As we update the ranking going forward, we will post each businesses rank from the previous ranking.  That way we can see the relative performance of a business (movement up or down the ranking) as compared to other businesses.

Ranking Process

The ranking process is very simple, though pulling the data for 9,000 business locations takes time!  Every review counts.  Each 5-star review is 5 points, each 4-star review is worth 4 points, etc.  Then it’s just the total points divided by the total number of reviews.

Here is an example for Company “X” that gives an average of 4.970:

Company X 5-star 4-star 3-star 2-star 1-star Total pts # Reviews Average
Google: 500 6 3 2 1 2538 512 4.957
Yelp: 10 0 0 1 0 52 11 4.727
TripAdvisor: 350 1 0 0 0 1754 351 4.997
Total pts: 4300 28 9 6 1 4344 874 4.970

Future Enhancements

As always, we appreciate your feedback.  We hope to run the update monthly.  We are also looking into tracking the monthly results to show the change in review average over time.

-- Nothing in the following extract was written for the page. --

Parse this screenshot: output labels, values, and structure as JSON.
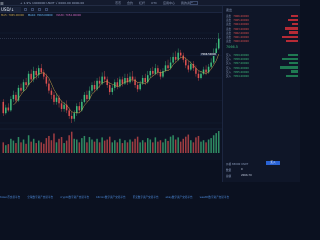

One challenge we see is becoming aware of new escape room businesses.  If you know of any, please send us the name and location of the business to contact@escapetheroomz.com.

Please Support Our Ranking Efforts

As you can see, we have worked hard and have spent many hours developing and improving the ranking software to track ~9,000 businesses.  Please consider donating to our ETR Ranking Effort!  This will help us pay the bills while being able to continue focusing on promoting escape room businesses and providing this information to players.  We want to continue updating the World and US ranking monthly, and we need your support to do this!  Please donate using the button below.

Only members can leave comments. Login or Register!
Jeff
August 21, 2019

We have updated the software for better detection of businesses that have permanently closed.